Arte Fiera 2025
William Santoleri

William Santoleri | Sleeping Stones

Da /F urbä/, lo spazio espositivo a Guardiagrele, fino al 16 febbraio in mostra le opere site-specific di William Santoleri

La prima cosa è coesistere #1 SLEEPING STONES mostra un complesso di opere realizzate con l’uso di linguaggi espressivi diversi e usuali per William Santoleri. Opere e operazioni che, come dichiarato nelle note di presentazione dell’autore e del curatore Simone Marsibilio, indagano la co-esistenza – nel senso letterale di esistere con – tra diversi elementi presenti in natura. Grande attenzione dedica Santoleri agli oggetti non viventi come i massi che incontra nelle sue camminateponendosi una grande questione: è corretto considerarli non viventi? In realtà né fissi né immutabili sono quei macigni: non sono sempre stati così e muteranno ancora.
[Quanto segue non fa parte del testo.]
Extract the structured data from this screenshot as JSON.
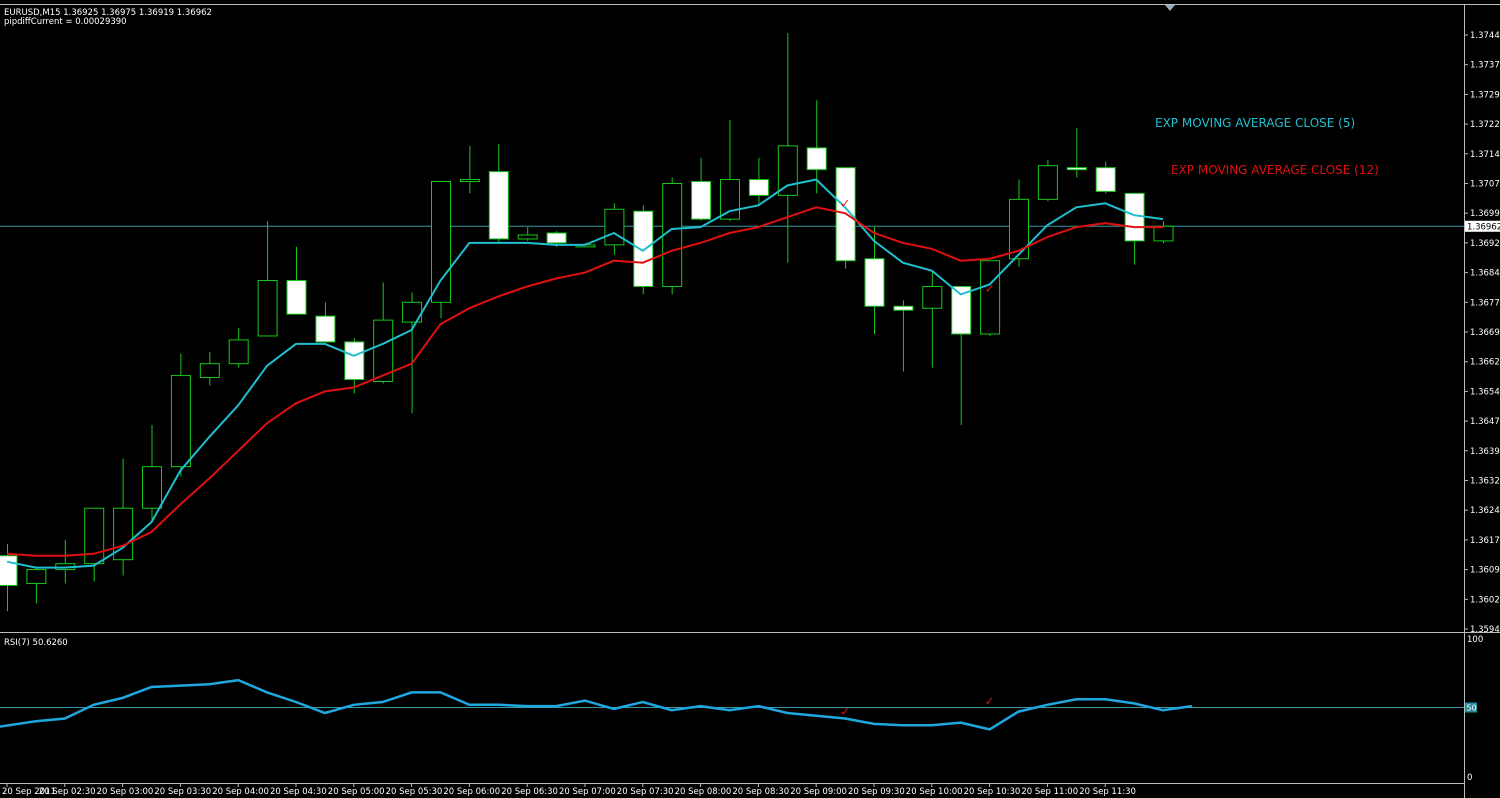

Non sempre sono stati lì e un dì saranno altrove. Soffrono ingiurie che li trasformano, subiscono scossoni che li spezzano e spinte che li spostano. Oggetti non viventi per  lo sguardo dell’uomo affaccendato e frettoloso ma esseri-terra per l’osservatore attento, massi erratici per l’esperto naturalista, Sleeping stones per l’artista, sassi generati da movimenti e scossoni passati, esposti a movimenti e scossoni futuri, temporaneamente congelati in un sonno profondo.

L’iter espositivo si svolge e si riavvolge intorno all’idea centrale di Sleeping stones con l’esibizione di opere e interventi ad essa collegate.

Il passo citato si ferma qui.